Consumer / Employer, Payers, Legal

Floridians Sue Florida Over Medicaid Redeterminations Process

Two Florida families allege that tens of thousands of Floridians are being terminated from Medicaid coverage without sufficient information as to why. This comes as the U.S. continues the unwinding of the Medicaid continuous enrollment requirement, which stopped states from disenrolling Medicaid enrollees during the Covid-19 public health emergency.

Two families in Florida filed a class-action lawsuit against officials at the Florida Agency for Health Care Administration (AHCA) and the Florida Department of Children and Families (DCF), alleging that “tens of thousands of Floridians” are being terminated from Medicaid coverage without receiving “adequate individualized written notice.”

During the Covid-19 public health emergency, the continuous enrollment provision was in place, barring states from disenrolling Medicaid enrollees in exchange for enhanced federal funding. This provision ended March 31, and now states are resuming the redetermination process, in which they determine if enrollees are still eligible for Medicaid coverage.

The lawsuit was filed Tuesday in the U.S. District Court of Jacksonville against Jason Weida, secretary of the AHCA, and Shevaun Harris, secretary of DCF. It was filed by the Florida Health Justice Project and the National Health Law Program on behalf of three plaintiffs: Chianne D., a 25-year-old resident of Jacksonville, Florida; C.D., a two-year-old who has cystic fibrosis and is the daughter of Chianne D.; and A.V., a one-year-old resident of Miami Dade County. The full names were not disclosed in the lawsuit.

The lawsuit alleges that notices sent to Medicaid members informing them that their coverage is being terminated “routinely fail to include … the legal or factual basis for the agency’s decision. Instead, the notices use a set of standardized ‘reason codes’ many of which provide little or no explanation of the actual reason for the agency’s decision.”

Both Chianne D. and C.D. were previously enrolled in Medicaid, and the family received a 12-page notice from DCF in April stating that their coverage would be terminated May 31. The reason given was that they are “receiving the same type of assistance from another program.”

“Plaintiff Chianne D. was utterly confused by the notice,” the lawsuit states. “She did not understand what action DCF was taking or why. As a result, Chianne was unable to prepare a response to the proposed termination of coverage.”

Chianne D. contacted DCF about the notice, in which case a representative told her “I’m not going to sit here and answer your questions” and “I have a rule that says I cannot talk to you for over 20 minutes.” The plaintiffs’ coverage ultimately ended May 31, and C.D. had to go without necessary medical care, including weeks of prescription medications. Since then, Chianne D’s daughter was enrolled in CHIP, but Chianne D. herself is still lacking coverage.

Plaintiff A.V. and her mother had a similar experience. A.V. was scheduled for a vaccination on June 6, but according to the lawsuit, her mother received a call from A.V.’s pediatrician beforehand stating that she was no longer insured. A.V.’s mother then read an 8-page notice from DCF dated May 16, which stated that A.V.’s coverage was ending on May 31. It gave the reasoning of “you or a member(s) of your household remain eligible for Medicaid under a different Medicaid coverage group,” but the mother did not understand what this meant.
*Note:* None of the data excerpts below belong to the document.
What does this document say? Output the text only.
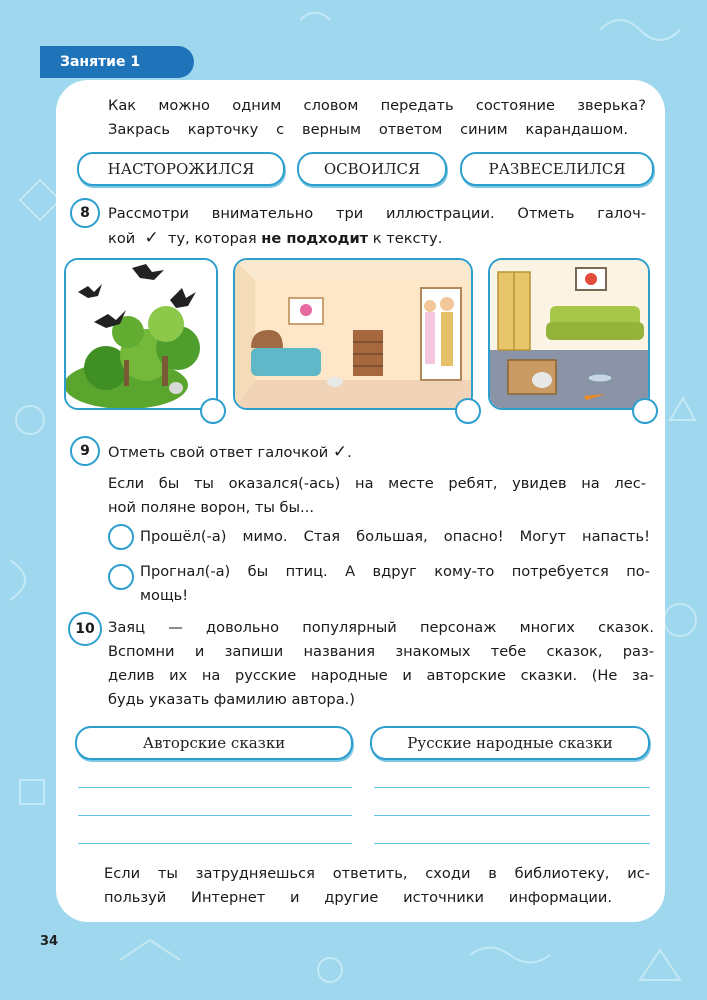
Занятие 1
Как можно одним словом передать состояние зверька?
Закрась карточку с верным ответом синим карандашом.
НАСТОРОЖИЛСЯ	ОСВОИЛСЯ	РАЗВЕСЕЛИЛСЯ
8	Рассмотри внимательно три иллюстрации. Отметь галоч-
кой ✓ ту, которая не подходит к тексту.
9	Отметь свой ответ галочкой ✓.
Если бы ты оказался(-ась) на месте ребят, увидев на лес-
ной поляне ворон, ты бы...
Прошёл(-а) мимо. Стая большая, опасно! Могут напасть!
Прогнал(-а) бы птиц. А вдруг кому-то потребуется по-
мощь!
10 Заяц — довольно популярный персонаж многих сказок.
Вспомни и запиши названия знакомых тебе сказок, раз-
делив их на русские народные и авторские сказки. (Не за-
будь указать фамилию автора.)
Авторские сказки	Русские народные сказки
Если ты затрудняешься ответить, сходи в библиотеку, ис-
пользуй Интернет и другие источники информации.
34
“She thought that A.V. should still be on Medicaid because the notice stated that she was in a ‘different Medicaid coverage group,’ and she believed that A.V. was still eligible for Medicaid because she is only one-year old,” the lawsuit said. “Also, based on her prior experience with Medicaid, she thought that it could mean that her daughter was being transferred to a new Medicaid managed care plan.”

A.V. is still without coverage, according to the lawsuit.

Bailey Smith, communications director of AHCA, called the lawsuit “baseless” in an email to MedCity News. Smith said that the organization cannot comment on the pending litigation, but added that its “letters to recipients are legally sufficient. In fact, CMS approved the Department’s redetermination plan based on their regulations. There are multiple steps in the eligibility determination process and the final letter is just one of multiple communications from the Department.”

So far, more than 5.2 million people have been disenrolled from Medicaid coverage, according to KFF. In Florida, 408,000 people have been disenrolled.